Untuk menyatakan bahwa “ayatayat batumu” yang disebandingkan dengan ayat-ayat Allah yang sukar dicerna ataupun sulit unt
uk diamalkan, tentu kurang tepat karena sudah “Kubelah” yang menunjukkan tidak ada kesukaran dan kesulitan dalam perbuatan itu. Hal ini menunjukkan suatu pemahaman bahwa ayat-ayat Allah yang diturunkan sebagai petunjuk manusia sudah tentu dapat dipahami dan diamalkan oleh manusia.
Memperhatikan “sajadahku dan takbirku” dan “batumu dan lautmu”, seakan ingin menunjukkan adanya jarak antara aku dan kamu yang terkadang sangat dekat dan juga terkadang sangat jauh. Mungkin “ayatayat batumu” lebih dekat sebagai simbol diri sendiri, sebagai manusia yang juga ayat Allah, yang ada pada saat tertentu (dan tertutup hatinya) akan menjadi lebih keras dari batu, yang merujuk pada manusia dengan hati membatu yang juga milik sang pencipta.
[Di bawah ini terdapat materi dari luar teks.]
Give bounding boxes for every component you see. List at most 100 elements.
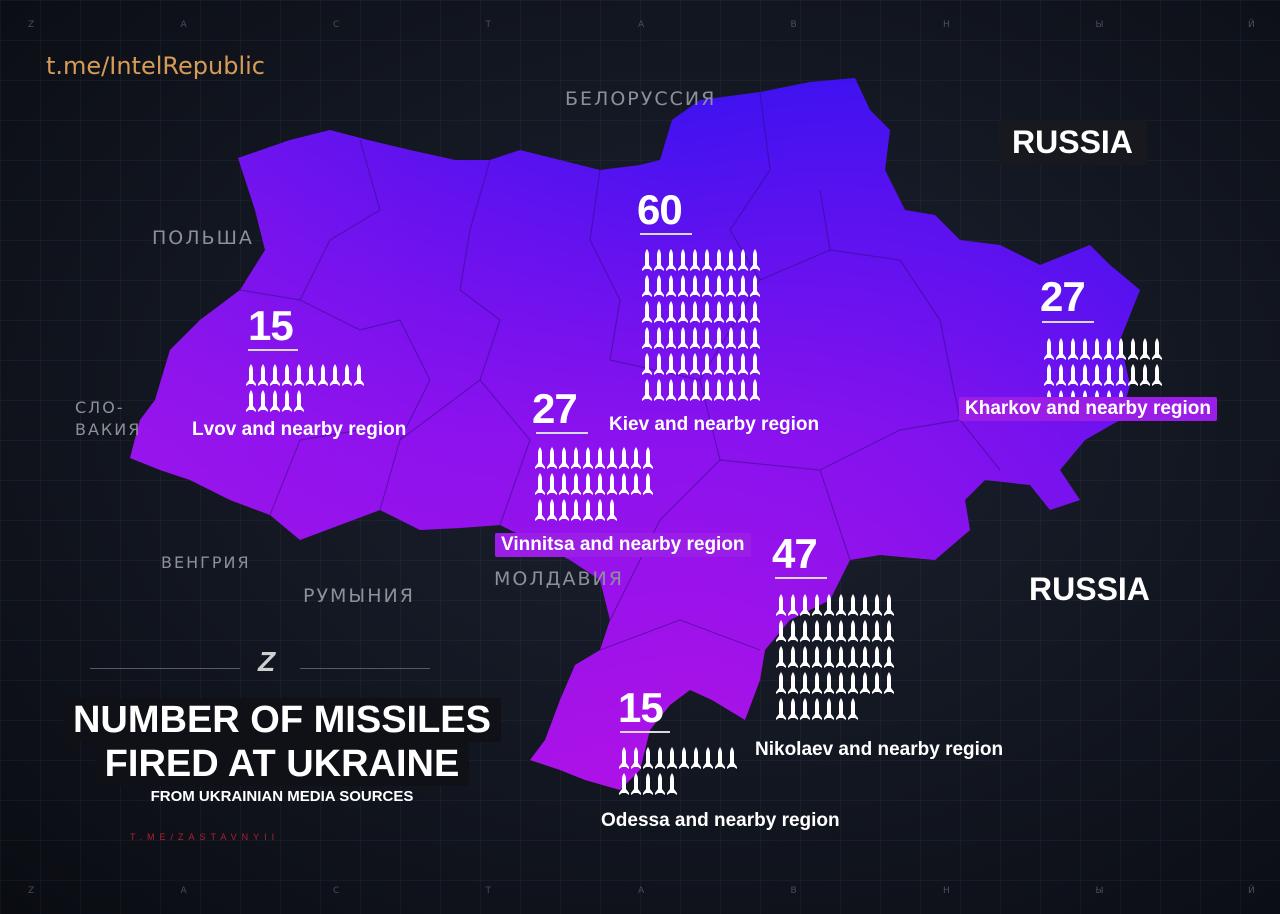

Hal ini terlihat dengan jelas pada “terhampar di sajadahku” sebagai saat yang bisa membelah kekerasan hati , lalu dengan sadar menjatuhkan apa saja yang menjadi sebab kerasnya hati bagai batu tersebut, sebagai kesadaran betapa kecilnya diri ini.
Meskipun sudah “Kubelah” diriku dan membersihkan hati, masih harus terus menjaganya, karena masih terdengar “Cuma gemuruh ombak” yang menggema dalam takbir, yang menandakan betapa kerasnya hati yang menjadi batu. Ibarat cermin, hati harus terus dibersihkan setiap saat.
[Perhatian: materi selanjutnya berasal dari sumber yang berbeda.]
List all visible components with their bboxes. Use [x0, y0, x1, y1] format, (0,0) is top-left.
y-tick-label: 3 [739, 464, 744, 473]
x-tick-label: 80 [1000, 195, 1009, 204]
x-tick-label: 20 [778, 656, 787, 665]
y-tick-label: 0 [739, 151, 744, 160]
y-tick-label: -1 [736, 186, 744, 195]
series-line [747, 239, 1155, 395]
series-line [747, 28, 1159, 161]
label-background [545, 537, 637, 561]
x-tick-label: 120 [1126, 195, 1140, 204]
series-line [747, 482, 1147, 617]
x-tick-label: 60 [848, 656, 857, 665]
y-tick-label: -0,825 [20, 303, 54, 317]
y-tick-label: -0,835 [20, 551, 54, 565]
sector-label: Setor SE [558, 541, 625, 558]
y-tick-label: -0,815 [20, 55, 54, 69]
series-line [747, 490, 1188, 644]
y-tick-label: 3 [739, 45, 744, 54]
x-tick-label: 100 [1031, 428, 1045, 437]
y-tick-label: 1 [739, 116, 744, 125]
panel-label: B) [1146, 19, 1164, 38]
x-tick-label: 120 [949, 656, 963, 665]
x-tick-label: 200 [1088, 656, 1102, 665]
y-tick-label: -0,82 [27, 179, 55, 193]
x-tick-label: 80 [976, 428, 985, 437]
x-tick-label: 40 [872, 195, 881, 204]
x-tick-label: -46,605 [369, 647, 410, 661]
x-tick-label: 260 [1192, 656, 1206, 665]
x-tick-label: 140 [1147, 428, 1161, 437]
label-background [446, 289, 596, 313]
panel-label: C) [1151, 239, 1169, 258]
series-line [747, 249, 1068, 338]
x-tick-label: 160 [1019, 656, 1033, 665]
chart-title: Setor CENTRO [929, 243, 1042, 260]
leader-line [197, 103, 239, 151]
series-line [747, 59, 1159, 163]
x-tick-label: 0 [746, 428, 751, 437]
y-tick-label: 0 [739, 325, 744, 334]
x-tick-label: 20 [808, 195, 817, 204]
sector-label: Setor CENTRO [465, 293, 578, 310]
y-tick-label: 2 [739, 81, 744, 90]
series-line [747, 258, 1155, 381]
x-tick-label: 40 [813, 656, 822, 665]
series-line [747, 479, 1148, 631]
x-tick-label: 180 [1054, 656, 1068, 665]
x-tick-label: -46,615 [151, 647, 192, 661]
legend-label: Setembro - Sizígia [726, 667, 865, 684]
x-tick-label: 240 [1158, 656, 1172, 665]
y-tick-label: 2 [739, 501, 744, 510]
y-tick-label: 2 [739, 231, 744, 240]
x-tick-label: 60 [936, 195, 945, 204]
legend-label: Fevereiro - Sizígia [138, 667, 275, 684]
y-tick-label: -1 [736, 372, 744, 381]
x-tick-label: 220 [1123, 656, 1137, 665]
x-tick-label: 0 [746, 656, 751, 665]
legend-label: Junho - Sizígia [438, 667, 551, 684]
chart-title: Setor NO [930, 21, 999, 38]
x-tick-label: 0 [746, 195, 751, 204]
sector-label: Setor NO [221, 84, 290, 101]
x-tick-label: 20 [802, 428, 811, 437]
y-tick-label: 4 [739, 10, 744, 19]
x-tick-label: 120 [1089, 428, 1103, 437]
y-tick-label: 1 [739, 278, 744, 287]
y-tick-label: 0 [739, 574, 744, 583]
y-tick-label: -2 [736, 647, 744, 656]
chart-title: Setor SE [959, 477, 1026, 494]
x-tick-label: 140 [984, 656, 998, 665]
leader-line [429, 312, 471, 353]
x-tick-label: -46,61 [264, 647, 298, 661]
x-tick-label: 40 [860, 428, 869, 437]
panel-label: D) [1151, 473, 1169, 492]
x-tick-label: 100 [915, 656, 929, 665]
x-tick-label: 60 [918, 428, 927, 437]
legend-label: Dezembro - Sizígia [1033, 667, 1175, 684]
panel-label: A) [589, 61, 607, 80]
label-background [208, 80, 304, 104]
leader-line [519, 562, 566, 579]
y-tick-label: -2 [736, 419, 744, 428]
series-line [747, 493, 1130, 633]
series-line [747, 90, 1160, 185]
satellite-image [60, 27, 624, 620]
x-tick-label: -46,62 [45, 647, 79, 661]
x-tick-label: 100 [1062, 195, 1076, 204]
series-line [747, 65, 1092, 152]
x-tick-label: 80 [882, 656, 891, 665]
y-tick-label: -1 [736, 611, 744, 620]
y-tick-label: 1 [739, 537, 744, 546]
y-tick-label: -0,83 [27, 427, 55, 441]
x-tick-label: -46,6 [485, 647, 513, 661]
Angin mana di gurungurunmu beribu kafilah
Dan beribu unta yang tersesat di tepitepi hutanmu
Dan bersafsaf di oasis bumimu yang letih
Dalam bait ini jelas menunjuk pada betapa luasnya kekuasaan pemilik segalanya, “gurungurunmu, hutanmu, dan bumimu” yang sekaligus sebagai tanda kebesaran Nya. Manusia sering lalai dan sombong, meskipun sudah ada berita dan petunjuk (angin) yang diberikan pada “beribu kafilah” yang seharusnya dapat menjadi pelajaran dan petunjuk, tetap saja sebagian manusia tertutup hatinya dan keras bagai batu atas cahaya kebenaran. Terasa sekali di sini, manusia mudah tersesat dalam memilih jalan, dan jika sudah tersesat maka manusia seperti orang yang kehausan (oasis) yang tidak peduli lagi dengan bumi yang letih karena hausnya kerakusan.
Kuseru namamu tak hentihenti
Di ruasruas jari tanganku
Yang gemetar dan berdarah
Tumpahlah semesta langit
Di mata anak Adam yang sujud di kakimu
Manusia sebagai “ayatayat batumu”, sebagai diri yang mendapat petunjuk dan kabar berita (angin) namun terkadang tak menghiraukan, seperti mendapat pembenaran dengan “Kuseru namamu tak hentihenti” dengan memanjatkan do’a hingga “gemetar dan berdarah” seakan ingin meruntuhkan semesta langit, suatu perjuangan yang luar biasa untuk mendapatkan hidayah pemilik segalanya.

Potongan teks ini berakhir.